8. The method of claim 7, further comprising updating the opening volume, hauling volume, and sales volume data of the individual hydrocarbon storage facilities by incorporating collected facility data on an ongoing basis.

9. The method of claim 8, further comprising updating the machine-learning model on an ongoing basis based a set time period of updated historical data.

10. The method of claim 8, further comprising updating truck-waiting time and sales volume of the hydrocarbon storage system by incorporating collected system data on an ongoing basis.

11. The method of claim 7, wherein developing the first machine-learning model comprises collecting historical data for the individual hydrocarbon storage facility.

12. A system for managing deliveries to a hydrocarbon storage system that includes a plurality of hydrocarbon storage facilities, the system comprising:

a first machine-learning model for each individual hydrocarbon storage facility that predicts truck-waiting times and sales volumes based on parameters that include opening volume, hauling volume, and sales volume data of the individual hydrocarbon storage facility;

a second machine-learning model for the hydrocarbon storage system that outputs a recommended hauling volume for each individual hydrocarbon storage facility based on parameters that include the truck-waiting times and sales volumes for each individual hydrocarbon storage facility and the average truck-wait time for the hydrocarbon storage system; and

a communications system operable to send routing instructions to individual trucks.
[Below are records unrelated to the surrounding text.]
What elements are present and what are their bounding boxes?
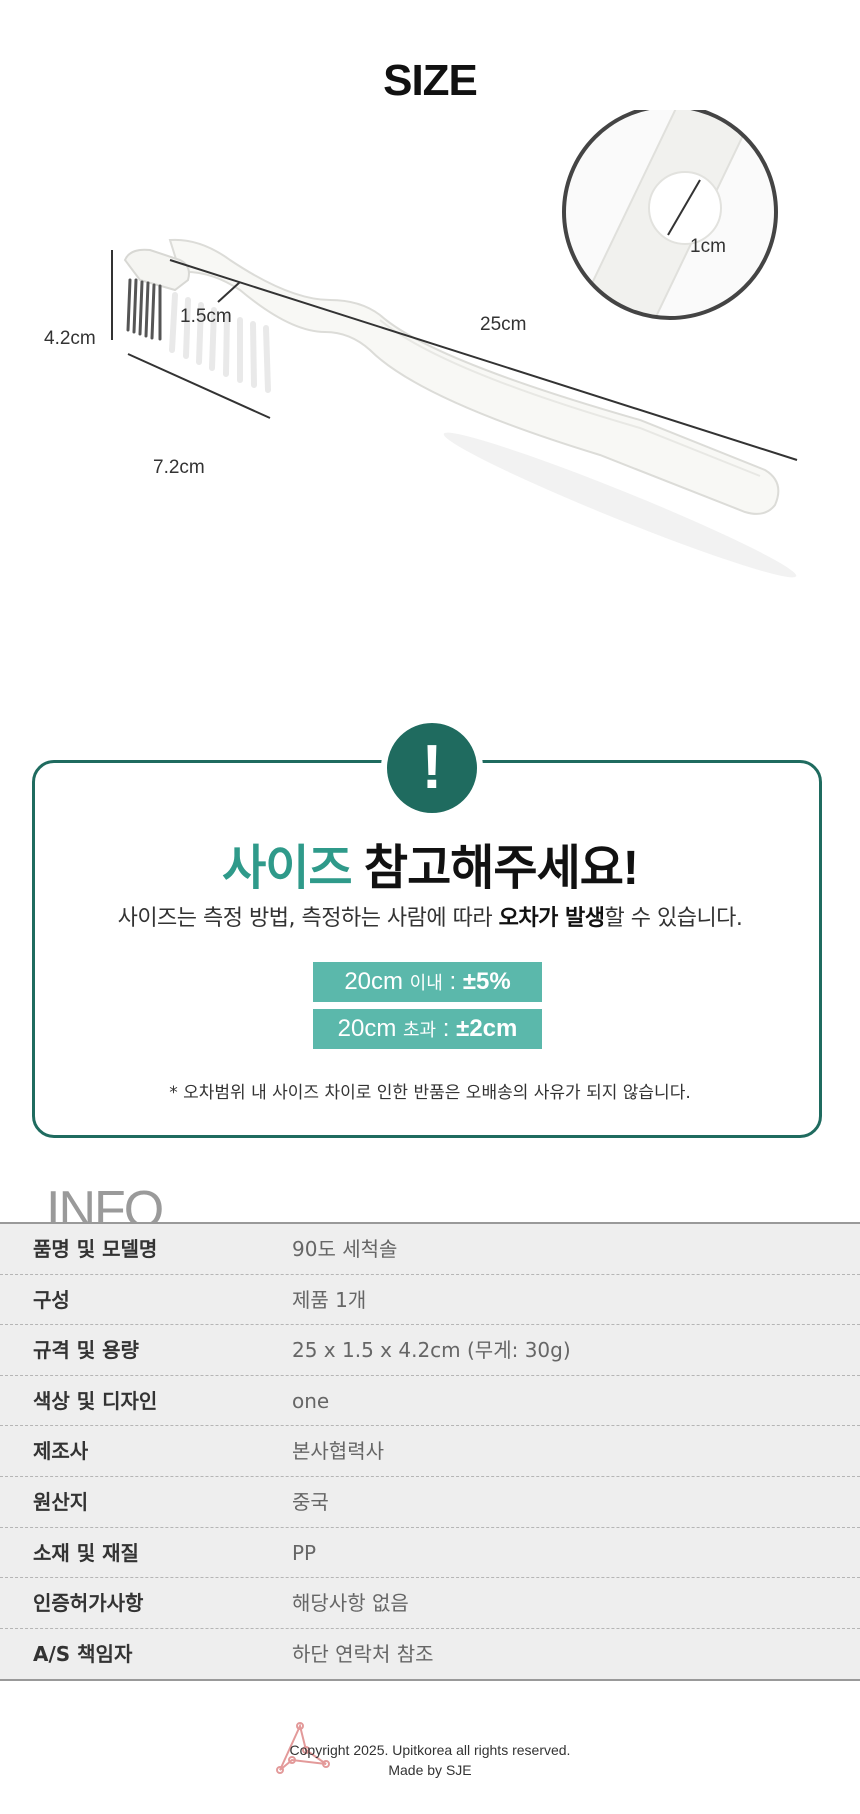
table-row: A/S 책임자 하단 연락처 참조 bbox=[0, 1629, 860, 1680]
tolerance-condition: 이내 bbox=[409, 973, 443, 993]
size-title: SIZE bbox=[383, 56, 478, 105]
notice-title-accent: 사이즈 bbox=[222, 842, 352, 895]
table-row: 색상 및 디자인 one bbox=[0, 1376, 860, 1427]
info-key: 소재 및 재질 bbox=[33, 1540, 139, 1565]
table-row: 소재 및 재질 PP bbox=[0, 1528, 860, 1579]
notice-title-rest: 참고해주세요! bbox=[351, 842, 639, 895]
table-row: 품명 및 모델명 90도 세척솔 bbox=[0, 1224, 860, 1275]
size-diagram: 25cm 4.2cm 7.2cm 1.5cm 1cm bbox=[0, 110, 860, 670]
info-key: 구성 bbox=[33, 1287, 70, 1312]
info-value: 본사협력사 bbox=[292, 1439, 384, 1464]
notice-desc-text-end: 할 수 있습니다. bbox=[604, 906, 743, 931]
info-value: one bbox=[292, 1388, 330, 1413]
info-key: A/S 책임자 bbox=[33, 1641, 133, 1666]
table-row: 규격 및 용량 25 x 1.5 x 4.2cm (무게: 30g) bbox=[0, 1325, 860, 1376]
info-key: 제조사 bbox=[33, 1439, 89, 1464]
tolerance-separator: : bbox=[436, 1015, 457, 1042]
tolerance-under-20cm: 20cm 이내 : ±5% bbox=[313, 962, 542, 1002]
info-value: 90도 세척솔 bbox=[292, 1237, 398, 1261]
tolerance-over-20cm: 20cm 초과 : ±2cm bbox=[313, 1009, 542, 1049]
table-row: 구성 제품 1개 bbox=[0, 1275, 860, 1326]
tolerance-value: ±5% bbox=[462, 968, 511, 995]
info-value: 중국 bbox=[292, 1489, 329, 1514]
notice-desc-text: 사이즈는 측정 방법, 측정하는 사람에 따라 bbox=[117, 906, 499, 931]
dimension-height-label: 4.2cm bbox=[44, 328, 96, 349]
footer: Copyright 2025. Upitkorea all rights res… bbox=[0, 1740, 860, 1780]
copyright-text: Copyright 2025. Upitkorea all rights res… bbox=[289, 1742, 571, 1758]
tolerance-size: 20cm bbox=[344, 968, 403, 995]
dimension-neck-label: 1.5cm bbox=[180, 306, 232, 327]
info-key: 색상 및 디자인 bbox=[33, 1388, 158, 1413]
notice-title: 사이즈 참고해주세요! bbox=[0, 828, 860, 898]
table-row: 제조사 본사협력사 bbox=[0, 1426, 860, 1477]
notice-footnote: * 오차범위 내 사이즈 차이로 인한 반품은 오배송의 사유가 되지 않습니다… bbox=[169, 1083, 691, 1103]
tolerance-value: ±2cm bbox=[456, 1015, 518, 1042]
info-value: 제품 1개 bbox=[292, 1287, 367, 1312]
dimension-hole-label: 1cm bbox=[690, 236, 726, 257]
table-row: 인증허가사항 해당사항 없음 bbox=[0, 1578, 860, 1629]
exclamation-icon: ! bbox=[381, 717, 483, 819]
made-by-text: Made by SJE bbox=[388, 1762, 472, 1778]
info-value: 하단 연락처 참조 bbox=[292, 1641, 434, 1666]
info-key: 인증허가사항 bbox=[33, 1591, 144, 1616]
tolerance-size: 20cm bbox=[337, 1015, 397, 1042]
tolerance-separator: : bbox=[442, 968, 463, 995]
info-table: 품명 및 모델명 90도 세척솔 구성 제품 1개 규격 및 용량 25 x 1.5 … bbox=[0, 1222, 860, 1682]
table-row: 원산지 중국 bbox=[0, 1477, 860, 1528]
info-key: 원산지 bbox=[33, 1489, 89, 1514]
notice-desc-emphasis: 오차가 발생 bbox=[498, 906, 605, 931]
notice-description: 사이즈는 측정 방법, 측정하는 사람에 따라 오차가 발생할 수 있습니다. bbox=[0, 900, 860, 932]
info-key: 품명 및 모델명 bbox=[33, 1237, 158, 1261]
dimension-width-label: 7.2cm bbox=[153, 457, 205, 478]
tolerance-condition: 초과 bbox=[403, 1020, 437, 1040]
info-value: 해당사항 없음 bbox=[292, 1591, 409, 1616]
info-key: 규격 및 용량 bbox=[33, 1338, 139, 1363]
exclamation-glyph: ! bbox=[421, 733, 443, 802]
info-value: PP bbox=[292, 1540, 317, 1565]
brush-illustration bbox=[111, 110, 798, 578]
info-value: 25 x 1.5 x 4.2cm (무게: 30g) bbox=[292, 1338, 571, 1363]
dimension-length-label: 25cm bbox=[480, 314, 527, 335]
13. The system of claim 12, further comprising at least one graphical user interface (GUI) and a web browser operating on a client machine.
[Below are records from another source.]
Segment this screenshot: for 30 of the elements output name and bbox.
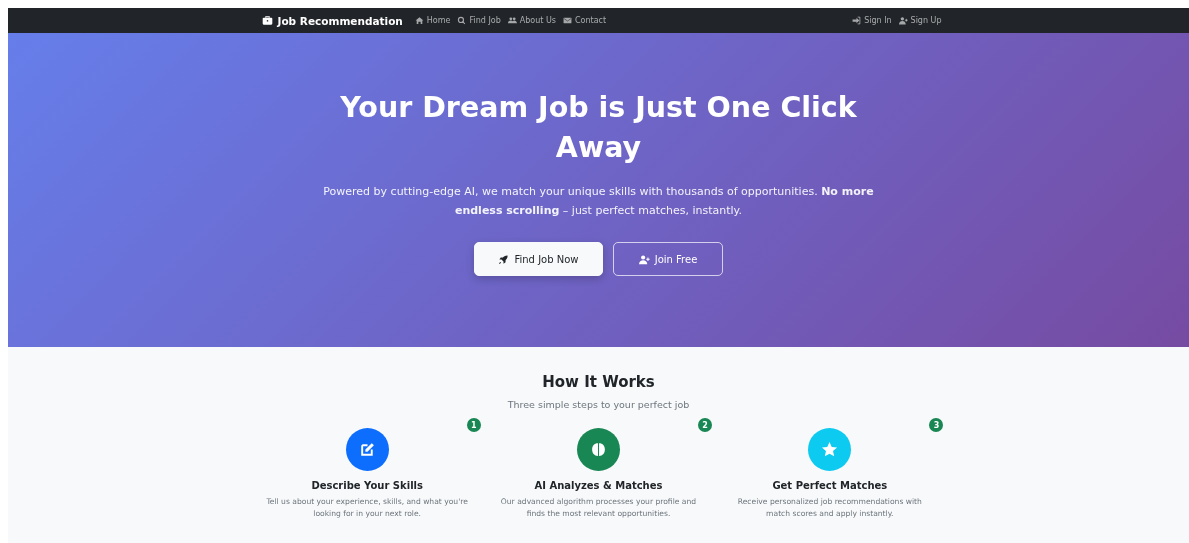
hero-subtitle: Powered by cutting-edge AI, we match your unique skills with thousands of opportunities. No more endless scrolling – just perfect matches, instantly. [322, 184, 875, 219]
find-job-button[interactable]: Find Job Now [474, 242, 603, 276]
pencil-icon [358, 441, 376, 458]
home-icon [414, 16, 424, 25]
step-title: AI Analyzes & Matches [534, 480, 663, 491]
nav-link[interactable]: Home [414, 16, 451, 25]
brand-link[interactable]: Job Recommendation [261, 14, 403, 27]
nav-link[interactable]: About Us [507, 16, 556, 25]
briefcase-icon [261, 15, 273, 26]
step-number-badge: 2 [698, 418, 713, 432]
sign-in-icon [852, 16, 862, 25]
section-subtitle: Three simple steps to your perfect job [507, 399, 690, 410]
nav-link[interactable]: Contact [562, 16, 607, 25]
users-icon [507, 16, 517, 25]
step-number-badge: 1 [466, 418, 481, 432]
add-user-icon [638, 253, 650, 265]
nav-link[interactable]: Sign Up [898, 16, 942, 25]
search-icon [457, 16, 467, 25]
section-title: How It Works [542, 373, 655, 391]
step-number-badge: 3 [929, 418, 944, 432]
step-title: Describe Your Skills [311, 480, 423, 491]
envelope-icon [562, 16, 572, 25]
star-icon [821, 441, 839, 458]
hero-title: Your Dream Job is Just One Click Away [339, 90, 858, 166]
nav-link[interactable]: Find Job [457, 16, 501, 25]
nav-link[interactable]: Sign In [852, 16, 892, 25]
join-button[interactable]: Join Free [613, 242, 723, 276]
add-user-icon [898, 16, 908, 25]
rocket-icon [498, 253, 510, 265]
step-title: Get Perfect Matches [772, 480, 888, 491]
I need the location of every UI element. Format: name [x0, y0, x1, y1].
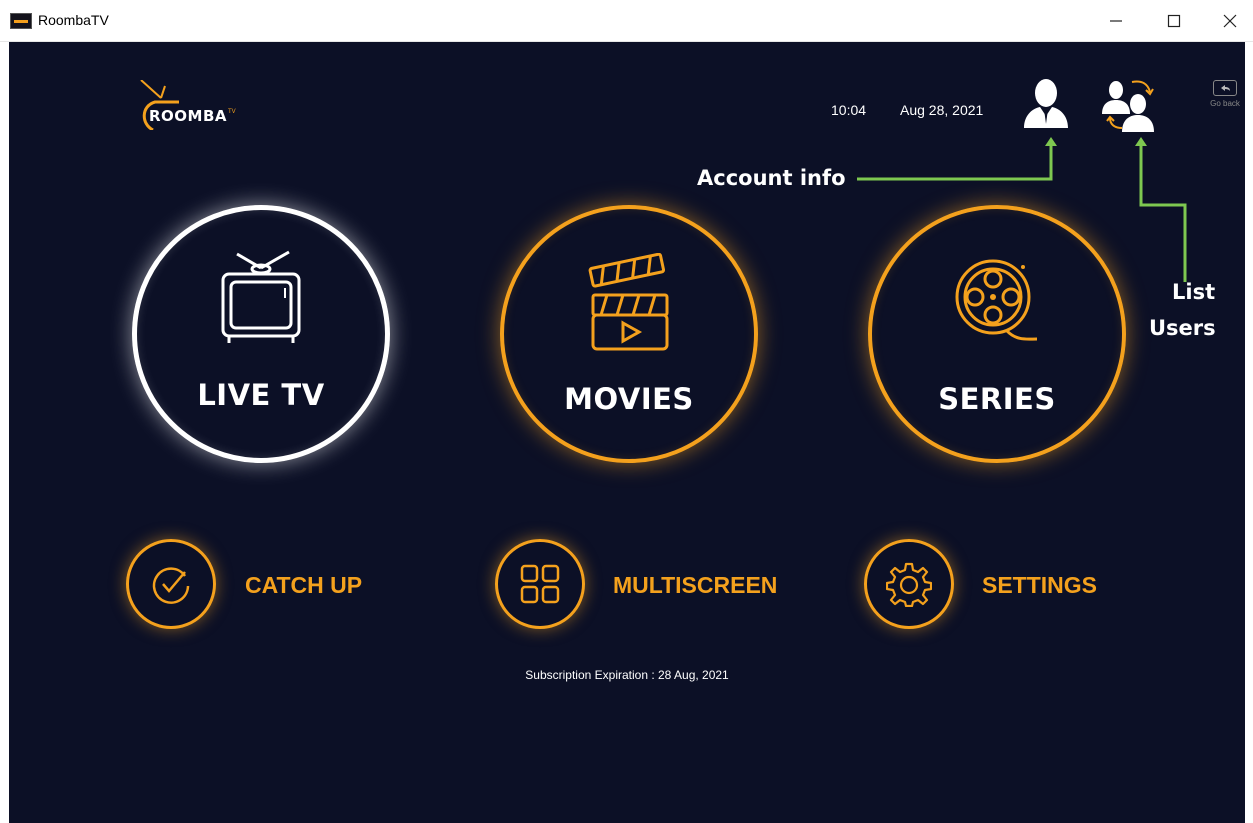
movies-label: MOVIES [564, 382, 694, 416]
window-titlebar: RoombaTV [0, 0, 1253, 42]
live-tv-label: LIVE TV [197, 378, 325, 412]
tv-icon [221, 250, 301, 343]
app-icon [10, 13, 32, 29]
series-button[interactable]: SERIES [868, 205, 1126, 463]
clapperboard-icon [588, 253, 669, 351]
catch-up-button[interactable]: CATCH UP [126, 539, 386, 633]
minimize-icon [1110, 20, 1122, 22]
movies-button[interactable]: MOVIES [500, 205, 758, 463]
annotation-list-users-line1: List [1172, 280, 1216, 304]
subscription-expiration: Subscription Expiration : 28 Aug, 2021 [525, 668, 729, 682]
checkmark-circle-icon [152, 567, 190, 604]
close-icon [1223, 14, 1237, 28]
annotation-list-users-line2: Users [1149, 316, 1216, 340]
settings-circle [864, 539, 954, 629]
multiscreen-label: MULTISCREEN [613, 572, 778, 598]
annotation-account-info: Account info [697, 166, 846, 190]
series-label: SERIES [938, 382, 1056, 416]
grid-icon [520, 564, 560, 604]
film-reel-icon [955, 259, 1038, 341]
settings-label: SETTINGS [982, 572, 1098, 598]
maximize-button[interactable] [1161, 8, 1187, 34]
gear-icon [886, 562, 932, 607]
catch-up-label: CATCH UP [245, 572, 363, 598]
close-button[interactable] [1217, 8, 1243, 34]
catch-up-circle [126, 539, 216, 629]
maximize-icon [1167, 14, 1181, 28]
window-title: RoombaTV [38, 12, 109, 28]
multiscreen-circle [495, 539, 585, 629]
minimize-button[interactable] [1103, 8, 1129, 34]
live-tv-button[interactable]: LIVE TV [132, 205, 390, 463]
app-main: ROOMBA TV 10:04 Aug 28, 2021 Go back Acc… [9, 42, 1245, 823]
settings-button[interactable]: SETTINGS [864, 539, 1124, 633]
multiscreen-button[interactable]: MULTISCREEN [495, 539, 795, 633]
14. The system of claim 12, further comprising a server hosting the first machine-learning model and the second machine-learning model.

15. The system of claim 12, further comprising a database on the server holding historical data regarding each individual hydrocarbon storage facility.
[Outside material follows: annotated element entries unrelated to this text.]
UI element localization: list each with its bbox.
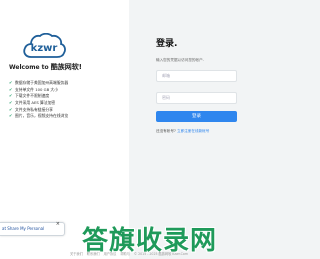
register-prompt: 还没有帐号? 立即注册在线新帐号 (156, 129, 209, 134)
logo-text: kzwr (31, 43, 58, 54)
footer: 关于我们 联系我们 用户协议 帮助与 © 2015 - 2025 酷族网软 Kz… (0, 251, 258, 256)
feature-item: ✔ 图片，音乐，视频支持在线浏览 (9, 113, 68, 120)
feature-text: 下载文件不限制速度 (15, 93, 50, 99)
share-widget-text[interactable]: at Share My Personal (2, 226, 44, 231)
feature-item: ✔ 下载文件不限制速度 (9, 93, 68, 100)
welcome-heading: Welcome to 酷族网软! (9, 62, 82, 72)
password-field[interactable]: 密码 (156, 92, 237, 104)
feature-text: 支持单文件 100 GB 大小 (15, 86, 58, 92)
footer-copyright: © 2015 - 2025 酷族网软 Kzwr.Com (133, 252, 188, 256)
feature-item: ✔ 支持单文件 100 GB 大小 (9, 87, 68, 94)
feature-text: 图片，音乐，视频支持在线浏览 (15, 113, 69, 119)
cloud-logo-icon: kzwr (23, 33, 66, 58)
login-subtitle: 输入您的凭据以访问您的帐户. (156, 58, 204, 62)
feature-text: 数据存储于美国加州高端服务器 (15, 80, 69, 85)
register-link[interactable]: 立即注册在线新帐号 (177, 129, 209, 133)
feature-list: ✔ 数据存储于美国加州高端服务器 ✔ 支持单文件 100 GB 大小 ✔ 下载文件不限… (9, 80, 68, 120)
welcome-brand: 酷族网软! (50, 63, 82, 71)
feature-item: ✔ 文件采用 AES 算法加密 (9, 100, 68, 107)
share-widget[interactable]: at Share My Personal × (0, 221, 65, 236)
feature-text: 文件支持私有链接分享 (15, 106, 53, 112)
welcome-text: Welcome to (9, 64, 51, 71)
close-icon[interactable]: × (56, 221, 60, 227)
footer-link-terms[interactable]: 用户协议 (104, 252, 117, 256)
page-title: 登录. (156, 39, 178, 49)
no-account-text: 还没有帐号? (156, 129, 178, 133)
footer-link-help[interactable]: 帮助与 (120, 252, 130, 256)
feature-item: ✔ 数据存储于美国加州高端服务器 (9, 80, 68, 87)
footer-link-contact[interactable]: 联系我们 (87, 252, 100, 256)
login-button[interactable]: 登录 (156, 111, 237, 122)
email-field[interactable]: 邮箱 (156, 70, 237, 82)
feature-item: ✔ 文件支持私有链接分享 (9, 107, 68, 114)
footer-link-about[interactable]: 关于我们 (70, 252, 83, 256)
feature-text: 文件采用 AES 算法加密 (15, 100, 56, 106)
16. The system of claim 15, wherein the historical data comprises opening volume, hauling volume, and sales volume data of each the individual hydrocarbon storage facility.

17. The system of claim 12, wherein the second machine-learning model is an optimization model that optimizes average waiting time or average queue.

18. A system for managing deliveries to a hydrocarbon storage system that includes a plurality of hydrocarbon storage facilities, the system comprising:

a communications device;

at least one processing device in communication with the communications device; and

a memory storing instructions that, when executed by the at least one processing device, cause the at least processing device to perform operations comprising: developing a first machine-learning model for each individual hydrocarbon storage facility that predicts truck-waiting times and sales volumes based on parameters that include opening volume, hauling volume, and sales volume data of the individual hydrocarbon storage facility; developing a second machine-learning model for the hydrocarbon storage system that outputs a recommended hauling volume for each individual hydrocarbon storage facility based on parameters that include the truck-waiting times and sales volumes for each individual hydrocarbon storage facility and the average truck-wait time for the hydrocarbon storage system; applying at least one of the first machine-learning models to current data from an associated hydrocarbon storage facility to predict truck-waiting times and sales volumes for the associated hydrocarbon storage facility; providing the predicted truck-waiting times and sales volumes for the at least one hydrocarbon storage facility as input to the second machine learning model to generate the recommended hauling volume for each individual hydrocarbon storage; and sending, by the communications device, routing instructions to individual trucks.

19. The system of claim 18, the operations further comprising updating the opening volume, hauling volume, and sales volume data of the individual hydrocarbon storage facilities by incorporating collected facility data on an ongoing basis.

20. The system of claim 19, the operations further comprising updating the machine-learning model on an ongoing basis based a set time period of updated historical data.